Suppression orders are just one example of the law’s failure to keep up with technology. I was recently interviewed by a journalist about a new phenomenon known as “sexting” (click here for the story), which involves the electronic transmission of pornographic photographs via mobile phone. It has become a significant issue for teenagers, many of whom are sending revealing photos of themselves and, often unwittingly, engaging in serious criminal offences that can result in an offender being placed on the sex offender register.

I am certain that when those laws were passed by Parliament, and in particular laws establishing sex offender registers, they were aimed at pedophiles rather than 15 year olds taking photos of themselves and sending it to their friends.  As reprehensible as that activity may be, Parliament clearly designed the child pornography laws prior to the digital age hoping to target serious sex offenders, and amendments need to be made to ensure that naïve teens aren’t caught up in the net, convicted of serious criminal offences and placed on the sex offender register by an inadvertent application of law that has been out paced by technology.

Breath testing

A final example is a case recently decided by the Supreme Court of South Australia, Police v Short, where a person who had returned a positive result on a breath analysis machine had his conviction overturned, because the Commissioner of Police had not provided a hand-signed certificate to the Court authorizing the police officer who administered the breath analysis.  Whilst the Court was undoubtedly right in its finding, the requirements placed on the Commissioner of Police by the Road Traffic Act could be argued as antiquated and unnecessary.

Whilst it may be necessary to prove that members of police are authorised to carry out breath analysis on members of the public, the concept of a Commissioner of Police personally certifying that each of the many members of police to do so, would suggest that the law is behind the times.  Surely an innovative technological solution could be found to address the antiquity of the present provisions of the Road Traffic Act.

Court documents

Extraordinarily, many courts in Australia do not allow for electronic filing of documents, which is stunning given the digital age that we live in, and the many amazing systems in place for other corporations, especially the finance industry.  To think that in the 21st century law firms must employ rounds clerks to carry hard copies of documents to Court to physically file them, rather than E-filing would, I think, surprise the average member of the public.

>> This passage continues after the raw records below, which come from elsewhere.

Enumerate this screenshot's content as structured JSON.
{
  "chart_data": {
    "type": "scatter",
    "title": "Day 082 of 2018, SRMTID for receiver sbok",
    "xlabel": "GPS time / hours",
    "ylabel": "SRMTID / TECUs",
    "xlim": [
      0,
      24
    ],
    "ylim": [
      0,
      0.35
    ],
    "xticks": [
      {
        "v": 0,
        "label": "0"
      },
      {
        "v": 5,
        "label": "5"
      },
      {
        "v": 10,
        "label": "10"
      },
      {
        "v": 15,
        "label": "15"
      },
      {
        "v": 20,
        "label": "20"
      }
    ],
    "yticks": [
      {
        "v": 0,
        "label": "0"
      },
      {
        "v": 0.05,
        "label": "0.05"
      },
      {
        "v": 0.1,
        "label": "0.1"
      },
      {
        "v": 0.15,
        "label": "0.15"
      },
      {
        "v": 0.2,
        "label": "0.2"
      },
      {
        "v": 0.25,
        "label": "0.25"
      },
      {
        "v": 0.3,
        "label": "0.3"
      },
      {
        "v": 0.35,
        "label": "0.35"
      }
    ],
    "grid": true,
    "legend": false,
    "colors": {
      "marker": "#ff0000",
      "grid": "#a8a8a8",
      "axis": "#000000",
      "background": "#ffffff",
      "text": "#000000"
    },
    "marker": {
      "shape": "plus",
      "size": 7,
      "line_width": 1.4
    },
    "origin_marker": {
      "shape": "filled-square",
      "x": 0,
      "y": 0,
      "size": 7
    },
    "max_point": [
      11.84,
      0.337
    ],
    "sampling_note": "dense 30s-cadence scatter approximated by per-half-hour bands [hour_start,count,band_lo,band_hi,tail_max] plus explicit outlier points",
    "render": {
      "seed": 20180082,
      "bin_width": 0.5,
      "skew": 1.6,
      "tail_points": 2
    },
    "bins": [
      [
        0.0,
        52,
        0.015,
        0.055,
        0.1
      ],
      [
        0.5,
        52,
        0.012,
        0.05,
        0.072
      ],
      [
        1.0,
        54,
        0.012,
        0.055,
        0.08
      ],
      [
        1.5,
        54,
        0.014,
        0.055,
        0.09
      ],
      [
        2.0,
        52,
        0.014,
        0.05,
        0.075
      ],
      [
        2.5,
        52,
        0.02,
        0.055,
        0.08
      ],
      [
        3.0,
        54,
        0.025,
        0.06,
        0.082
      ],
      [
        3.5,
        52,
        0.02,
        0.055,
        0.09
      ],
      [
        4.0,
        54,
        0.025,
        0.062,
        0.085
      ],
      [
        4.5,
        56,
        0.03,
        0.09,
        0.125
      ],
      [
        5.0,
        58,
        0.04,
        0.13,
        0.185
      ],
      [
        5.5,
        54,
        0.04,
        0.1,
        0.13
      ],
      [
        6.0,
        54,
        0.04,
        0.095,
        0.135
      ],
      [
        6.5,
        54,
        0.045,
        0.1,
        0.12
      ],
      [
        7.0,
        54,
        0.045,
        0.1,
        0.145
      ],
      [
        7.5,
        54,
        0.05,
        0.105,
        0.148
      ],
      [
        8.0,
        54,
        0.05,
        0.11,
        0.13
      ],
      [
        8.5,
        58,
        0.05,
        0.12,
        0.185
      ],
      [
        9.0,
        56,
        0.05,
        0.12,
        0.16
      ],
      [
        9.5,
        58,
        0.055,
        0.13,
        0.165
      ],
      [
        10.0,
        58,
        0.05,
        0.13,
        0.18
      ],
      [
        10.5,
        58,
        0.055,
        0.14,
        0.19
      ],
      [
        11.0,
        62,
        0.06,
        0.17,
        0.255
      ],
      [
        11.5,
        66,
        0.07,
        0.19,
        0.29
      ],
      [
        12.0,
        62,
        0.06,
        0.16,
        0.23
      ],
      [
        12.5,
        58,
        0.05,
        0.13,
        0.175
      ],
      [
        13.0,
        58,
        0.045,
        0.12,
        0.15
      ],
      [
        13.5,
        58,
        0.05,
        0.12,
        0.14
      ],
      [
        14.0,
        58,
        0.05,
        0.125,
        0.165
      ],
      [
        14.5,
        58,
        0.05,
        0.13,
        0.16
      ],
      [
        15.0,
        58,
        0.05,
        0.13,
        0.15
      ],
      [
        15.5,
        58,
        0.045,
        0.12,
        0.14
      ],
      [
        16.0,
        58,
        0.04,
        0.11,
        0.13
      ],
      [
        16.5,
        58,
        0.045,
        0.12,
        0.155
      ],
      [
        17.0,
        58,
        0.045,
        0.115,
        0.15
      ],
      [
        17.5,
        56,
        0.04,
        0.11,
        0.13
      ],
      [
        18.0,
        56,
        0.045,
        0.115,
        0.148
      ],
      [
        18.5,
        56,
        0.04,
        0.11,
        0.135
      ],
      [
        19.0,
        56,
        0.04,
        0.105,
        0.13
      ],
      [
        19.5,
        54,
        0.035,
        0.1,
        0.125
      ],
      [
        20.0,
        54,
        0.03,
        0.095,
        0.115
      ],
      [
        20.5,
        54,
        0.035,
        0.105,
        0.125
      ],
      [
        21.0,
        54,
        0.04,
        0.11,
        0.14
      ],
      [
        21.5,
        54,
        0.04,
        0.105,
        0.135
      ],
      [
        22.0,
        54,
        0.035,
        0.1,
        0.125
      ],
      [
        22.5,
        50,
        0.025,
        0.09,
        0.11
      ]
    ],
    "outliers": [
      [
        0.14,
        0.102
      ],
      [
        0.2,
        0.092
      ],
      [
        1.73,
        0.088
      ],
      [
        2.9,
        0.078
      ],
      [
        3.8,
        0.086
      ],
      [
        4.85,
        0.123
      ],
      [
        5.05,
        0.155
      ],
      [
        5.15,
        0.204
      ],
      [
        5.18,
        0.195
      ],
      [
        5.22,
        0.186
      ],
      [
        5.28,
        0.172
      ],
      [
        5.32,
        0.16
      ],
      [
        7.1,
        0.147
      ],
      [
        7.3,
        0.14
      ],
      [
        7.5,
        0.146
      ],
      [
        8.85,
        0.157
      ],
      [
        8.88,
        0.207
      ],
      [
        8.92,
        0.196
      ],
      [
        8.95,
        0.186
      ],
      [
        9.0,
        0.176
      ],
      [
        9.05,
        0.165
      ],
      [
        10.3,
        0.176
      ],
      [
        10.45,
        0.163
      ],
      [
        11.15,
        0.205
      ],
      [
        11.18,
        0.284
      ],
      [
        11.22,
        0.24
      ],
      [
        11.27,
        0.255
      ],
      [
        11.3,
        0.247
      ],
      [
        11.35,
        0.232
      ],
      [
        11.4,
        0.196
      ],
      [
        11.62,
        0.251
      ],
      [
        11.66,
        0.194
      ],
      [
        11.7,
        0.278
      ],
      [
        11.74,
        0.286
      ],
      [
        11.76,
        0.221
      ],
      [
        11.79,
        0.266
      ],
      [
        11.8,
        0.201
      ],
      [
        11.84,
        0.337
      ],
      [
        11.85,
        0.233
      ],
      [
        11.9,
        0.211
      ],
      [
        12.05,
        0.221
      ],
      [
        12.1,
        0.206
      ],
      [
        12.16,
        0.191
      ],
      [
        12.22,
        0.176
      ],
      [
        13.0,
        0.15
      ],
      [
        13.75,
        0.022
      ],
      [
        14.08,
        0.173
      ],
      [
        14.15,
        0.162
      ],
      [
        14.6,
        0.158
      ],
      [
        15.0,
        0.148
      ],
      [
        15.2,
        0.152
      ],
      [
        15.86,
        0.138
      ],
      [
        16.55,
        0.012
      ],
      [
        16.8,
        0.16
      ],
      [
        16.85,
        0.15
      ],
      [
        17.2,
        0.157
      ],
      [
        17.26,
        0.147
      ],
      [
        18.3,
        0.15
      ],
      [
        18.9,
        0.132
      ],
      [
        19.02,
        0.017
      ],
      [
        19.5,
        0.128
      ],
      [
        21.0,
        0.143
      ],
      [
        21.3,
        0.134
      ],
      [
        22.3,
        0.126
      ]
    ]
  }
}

Surely there’s an iPhone app for that by now!  A major investment in the technology used by the Courts Administration Authority is required in South Australia urgently.

Concluding comment

The Courts interpret law, but are only as good as the law they are given from parliaments.  Sometimes it takes a particular case to underscore the fact that the law is not keeping up with technology.  As our information technology age continues to rapidly advance and become even more complex, it requires legislators to constantly review our laws to ensure that they can stay a step ahead, or at the very least keep up with the pace set by technology.

I see daily examples where that is not occurring.  We are now in an age of government by statute.  Whilst I respect the sovereignty of Parliament, Parliament must in turn meet its obligation to maintain our law and legal systems so that they do not fall behind technology.